If SA ends up in a debt trap, we will have to go cap in hand to the International Monetary Fund for help, warned Finance Minister Tito Mboweni.
The finance minister on Thursday briefed members of Parliament on the mini budget in a joint sitting of the Standing Committee of Finance and the Standing Committee on Appropriations, as well as their select committees.
Mboweni lamented SA's low growth rate, which is nowhere near levels of 5% in past years. He added he had to tell the numbers as they are.
"If we do not do anything in our situation - in outer years will face a debt to GDP ratio at or about 60% of GDP.
"When that happens- we are very close to having serious conversations with the IMF," he told MPs.
"We don't want to do that," he stressed.

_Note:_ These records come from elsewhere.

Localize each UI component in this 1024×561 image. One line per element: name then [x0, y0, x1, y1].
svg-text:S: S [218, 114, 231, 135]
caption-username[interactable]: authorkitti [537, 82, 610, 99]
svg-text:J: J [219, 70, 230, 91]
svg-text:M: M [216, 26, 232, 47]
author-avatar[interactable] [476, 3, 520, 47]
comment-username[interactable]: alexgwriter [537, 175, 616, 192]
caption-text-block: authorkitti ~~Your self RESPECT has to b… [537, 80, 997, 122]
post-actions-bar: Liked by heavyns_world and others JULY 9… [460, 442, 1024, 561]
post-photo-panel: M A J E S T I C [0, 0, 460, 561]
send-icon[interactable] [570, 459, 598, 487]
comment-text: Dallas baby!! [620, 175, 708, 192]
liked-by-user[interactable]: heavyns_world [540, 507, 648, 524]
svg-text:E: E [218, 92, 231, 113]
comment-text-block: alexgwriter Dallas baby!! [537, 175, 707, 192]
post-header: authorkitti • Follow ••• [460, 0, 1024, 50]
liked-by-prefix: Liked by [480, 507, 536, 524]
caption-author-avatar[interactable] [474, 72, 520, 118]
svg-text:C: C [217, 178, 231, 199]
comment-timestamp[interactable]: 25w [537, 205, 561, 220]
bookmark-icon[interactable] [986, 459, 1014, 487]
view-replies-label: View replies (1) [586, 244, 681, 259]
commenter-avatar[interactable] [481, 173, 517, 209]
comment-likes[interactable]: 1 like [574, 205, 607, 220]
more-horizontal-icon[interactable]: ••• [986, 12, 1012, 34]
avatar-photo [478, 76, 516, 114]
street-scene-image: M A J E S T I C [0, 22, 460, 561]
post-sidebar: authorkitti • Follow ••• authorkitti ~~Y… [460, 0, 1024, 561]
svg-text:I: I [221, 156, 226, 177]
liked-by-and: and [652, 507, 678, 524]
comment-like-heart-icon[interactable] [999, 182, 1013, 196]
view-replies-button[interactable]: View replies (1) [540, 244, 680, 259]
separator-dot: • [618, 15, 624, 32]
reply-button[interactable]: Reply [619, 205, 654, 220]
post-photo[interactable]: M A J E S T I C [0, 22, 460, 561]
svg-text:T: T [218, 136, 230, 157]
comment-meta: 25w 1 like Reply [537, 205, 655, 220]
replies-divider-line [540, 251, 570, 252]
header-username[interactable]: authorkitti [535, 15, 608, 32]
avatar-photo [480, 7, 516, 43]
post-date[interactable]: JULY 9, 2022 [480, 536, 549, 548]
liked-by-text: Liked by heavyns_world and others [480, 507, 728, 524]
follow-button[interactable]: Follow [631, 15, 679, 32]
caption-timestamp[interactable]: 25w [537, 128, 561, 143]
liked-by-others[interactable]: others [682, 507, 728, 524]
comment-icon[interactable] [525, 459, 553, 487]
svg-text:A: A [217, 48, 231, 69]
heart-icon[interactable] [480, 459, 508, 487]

As this would mean the IMF would take over the running of SA's finances.
"Whether you like the IMF or not- ideologically or practically - if we end up in a debt trap that's where we will end up."
Treasury Director General Dondo Mogajane echoed these views, having represented SA at the World Bank for a number of years. He said it is difficult for an African country to put forward a strong case for a loan from the IMF. These loans also have attached conditions.
"We don't want to be there … it’s something to avoid at all costs," said Mogojane.
He added that SA cannot continue to irresponsibly manage finances, but there is still room to make adjustments by taking advantage of "low hanging fruit" in order to "get to the other side".
Mogojane said that if SA does not do anything about the low growth, now revised down to 0.7%, it will be difficult for SA to sustain itself.
Mogojane said that if investment and confidence rises, then SA could reach higher growth of 2.3% by 2021. Even this is not what it should be he said, it would be ideal to be growing at levels of 5.6% or even more.